承 前
ガス生命体グラスという名称は、陶磁器立体サークル「藤本窯」が、ワンダーフェスティバルへ出品する際、便宜上つけたものである。ただし、正式な名称は原典である『宇宙戦艦ヤマト』でも未設定であるので「ラブタコス」モデルでも踏襲する事にした。(ヤマトの設定資料集には“デスラーインテリア”の項にグラスとだけ明記してあるが、これだと通称総統グラスと呼ばれるバージョンと区別がつかないのでコードネームは必要であろう)。「藤本窯」モデルについては、こことかここなどのPDF資料を参照されたい。「ラブタコス」モデルのイメージは、「藤本窯」モデル発表前の妄想段階で既に述べているので詳細は省かせていただく(要は手頃なサイズの透明でトゲの映えたワイングラスとゆーイメージ)。
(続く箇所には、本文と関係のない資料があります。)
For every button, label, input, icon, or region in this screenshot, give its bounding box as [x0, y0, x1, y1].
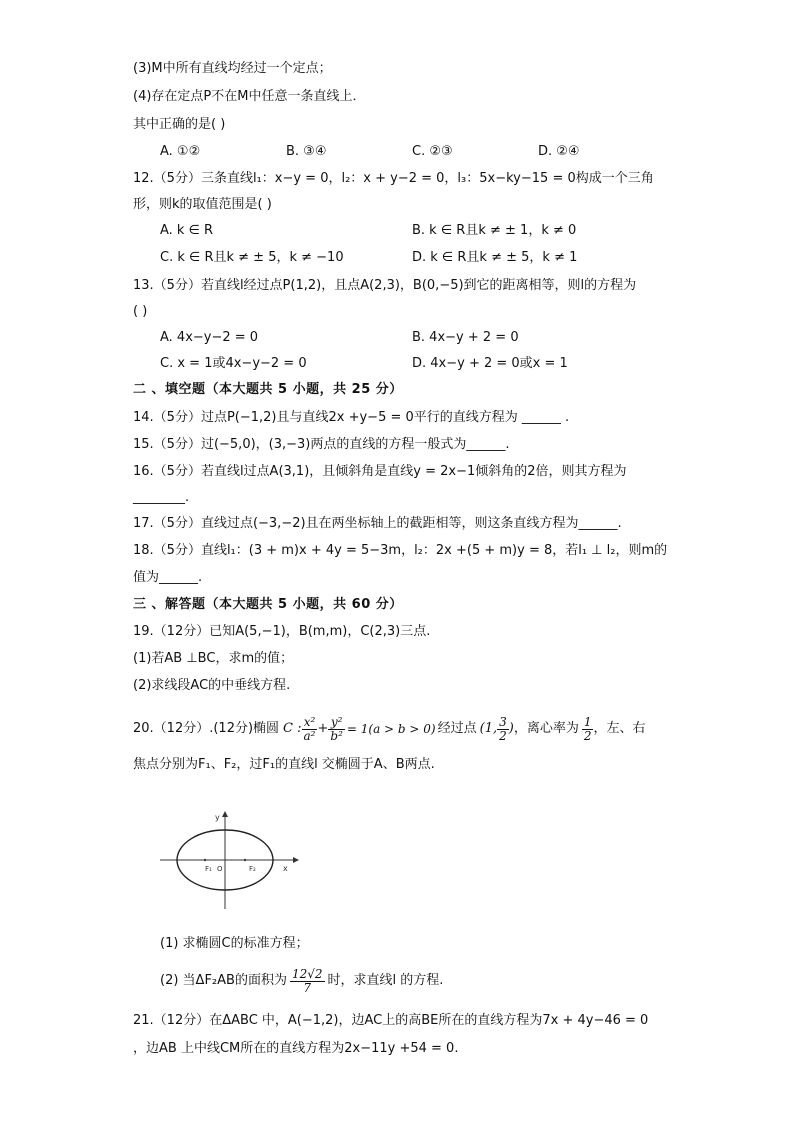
q19-part-2: (2)求线段AC的中垂线方程. [133, 678, 291, 693]
q10-option-a: A. ①② [160, 144, 201, 159]
q20-b2: b² [330, 728, 343, 743]
q12-option-b: B. k ∈ R且k ≠ ± 1，k ≠ 0 [412, 223, 577, 238]
q16-line-2: ________. [133, 490, 190, 505]
q20-e-den: 2 [583, 728, 592, 743]
q20-eq-right: = 1(a > b > 0) [346, 722, 436, 736]
q20-eq-left: C : [283, 721, 302, 736]
focus-f1-dot [204, 859, 206, 861]
q10-item-4: (4)存在定点P不在M中任意一条直线上． [133, 89, 366, 104]
q21-line-1: 21.（12分）在ΔABC 中，A(−1,2)，边AC上的高BE所在的直线方程为7x + 4y−46 = 0 [133, 1013, 649, 1028]
section-answer-title: 三 、解答题（本大题共 5 小题，共 60 分） [133, 597, 403, 612]
q21-line-2: ，边AB 上中线CM所在的直线方程为2x−11y +54 = 0. [133, 1041, 459, 1056]
q20-y2: y² [328, 716, 345, 730]
ellipse-figure [155, 805, 305, 915]
q13-line-1: 13.（5分）若直线l经过点P(1,2)，且点A(2,3)，B(0,−5)到它的距离相等，则l的方程为 [133, 278, 637, 293]
fig-f1-label: F₁ [205, 865, 212, 873]
q20-part-2 [160, 962, 443, 1000]
q20-area-den: 7 [303, 980, 312, 995]
q16-line-1: 16.（5分）若直线l过点A(3,1)，且倾斜角是直线y = 2x−1倾斜角的2倍，则其方程为 [133, 464, 627, 479]
q13-line-2: ( ) [133, 304, 148, 319]
q10-option-c: C. ②③ [412, 144, 453, 159]
q12-option-a: A. k ∈ R [160, 223, 214, 238]
q20-x2: x² [302, 716, 318, 730]
q20-area-frac [290, 968, 325, 995]
q15-text: 15.（5分）过(−5,0)，(3,−3)两点的直线的方程一般式为______. [133, 437, 510, 452]
fig-f2-label: F₂ [249, 865, 256, 873]
q13-option-d: D. 4x−y + 2 = 0或x = 1 [412, 356, 568, 371]
q13-option-b: B. 4x−y + 2 = 0 [412, 330, 519, 345]
q12-option-d: D. k ∈ R且k ≠ ± 5，k ≠ 1 [412, 250, 578, 265]
q20-frac-e [582, 716, 594, 743]
fig-y-label: y [215, 813, 220, 822]
q10-item-3: (3)M中所有直线均经过一个定点； [133, 61, 332, 76]
q20-part-2-pre: (2) 当ΔF₂AB的面积为 [160, 973, 287, 988]
q12-line-2: 形，则k的取值范围是( ) [133, 197, 272, 212]
q20-prefix: 20.（12分）.(12分)椭圆 [133, 721, 280, 736]
q20-e-num: 1 [583, 714, 592, 729]
q20-pt-num: 3 [499, 714, 507, 729]
q14-text: 14.（5分）过点P(−1,2)且与直线2x +y−5 = 0平行的直线方程为 ______ . [133, 410, 570, 425]
q20-pt-close: ) [508, 721, 514, 736]
fig-o-label: O [217, 865, 223, 873]
q10-prompt: 其中正确的是( ) [133, 117, 226, 132]
fig-x-label: x [283, 864, 288, 873]
q18-line-1: 18.（5分）直线l₁：(3 + m)x + 4y = 5−3m，l₂：2x +(5 + m)y = 8，若l₁ ⊥ l₂，则m的 [133, 543, 668, 558]
x-axis-arrow [293, 857, 299, 863]
q20-a2: a² [303, 728, 316, 743]
section-fill-in-title: 二 、填空题（本大题共 5 小题，共 25 分） [133, 382, 403, 397]
q20-pt-den: 2 [499, 728, 507, 743]
q19-part-1: (1)若AB ⊥BC，求m的值； [133, 651, 294, 666]
q10-option-d: D. ②④ [538, 144, 580, 159]
q12-line-1: 12.（5分）三条直线l₁：x−y = 0，l₂：x + y−2 = 0，l₃：5x−ky−15 = 0构成一个三角 [133, 171, 654, 186]
q17-text: 17.（5分）直线过点(−3,−2)且在两坐标轴上的截距相等，则这条直线方程为______. [133, 516, 622, 531]
q20-line-1 [133, 709, 646, 749]
q20-part-1: (1) 求椭圆C的标准方程； [160, 936, 309, 951]
q20-ecc: ，离心率为 [513, 721, 579, 736]
q13-option-c: C. x = 1或4x−y−2 = 0 [160, 356, 307, 371]
q20-area-num: 12√2 [291, 966, 323, 981]
q20-part-2-post: 时，求直线l 的方程. [327, 973, 444, 988]
q19-line-1: 19.（12分）已知A(5,−1)，B(m,m)，C(2,3)三点. [133, 624, 431, 639]
q20-frac-y [328, 716, 345, 743]
q20-plus: + [317, 721, 329, 736]
q20-frac-x [302, 716, 318, 743]
q13-option-a: A. 4x−y−2 = 0 [160, 330, 259, 345]
q18-line-2: 值为______. [133, 570, 203, 585]
q20-pt-open: (1, [479, 721, 498, 736]
q20-passes: 经过点 [437, 721, 477, 736]
q20-tail: ，左、右 [593, 721, 646, 736]
q10-option-b: B. ③④ [286, 144, 327, 159]
y-axis-arrow [222, 811, 228, 817]
q20-line-2: 焦点分别为F₁、F₂，过F₁的直线l 交椭圆于A、B两点. [133, 757, 435, 772]
q12-option-c: C. k ∈ R且k ≠ ± 5，k ≠ −10 [160, 250, 344, 265]
q20-frac-pt [497, 716, 509, 743]
focus-f2-dot [244, 859, 246, 861]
サークル「藤本窯」から個人ディーラー「ラブタコス」への移行に際し、是非作っておきたいと思った。いわば“色々あった事へのトゲ抜き”行為と思っていただきたい。にもかかわらず、飲食用の素材は使用せず、飲もうとしても口の横からこぼれる形状はイジル訳にもいかず、最初から“飲用不可グラス”という徒花の道を歩むアイテムなのだった。ガラスを扱えるディーラーの出現なくして、このアイテムに決定版はあり得まい。
2004.4.18 sun → 4.20 tue
原型製作はいたって原始的で、ファンド粘土をミミズのように伸ばし、クルクルと巻いて作る小学生の工作みたいな方法を採用。対称チェックは切り出したスチレンボードをあてて確認、おおまかな回転体を組み上げる。水混ぜすぎたせいでフニャニャの粘土は一気に上まで巻くことが出来ず、半乾きの状態で日を置いて重ねていった。
2004.4.25 sun
土台が出来たら、粘土を盛ってはペーパーがけして表面を平滑にしていくという作業の繰り返し。乾燥後のひび割れや粘土巻いていった時のスキマなどが至るところに見られた。自重でたわみ、寸法あわせした後でカーブが変わってたりと、粘土原型の手間を味わう。
2004.5.1 sat
グラス部分の盛り上げまで終了。指先センサーで測っているので、均一な厚みはない。透明樹脂で抜いた時にすべてが判明する。脚部分は1本原型作ってレジンで複製、作図した紙に合わせて並べてファンド粘土を中央に盛り、あとはひたすら削って磨いて整えた(6月18日現在、作り直したものを同様の方法で制作中)。
2004.5.2 sun
左上はパーツ一覧。トゲ部分は鉛筆を軸にし適当な量の粘土を巻いて不揃いなサイズを6本作成。グラス部分に当ててみるとギュウギュウ気味だったので5本仕様にする。(設定画だと反対側にもう1本隠れていると思う。要はめんどくさがってトゲ作り直すのをためらったのだ)現在判っているのは、藤本窯モデルが「キャラホビ」というイベントの版権審査で弾かれた為、WFに申請しているコイツも不許諾になる可能性が高いという事。シリコーン型をどう分割して作れば抜けるか白紙状態という事。結果は7月。白くまがおいしくなる季節を待たれよ。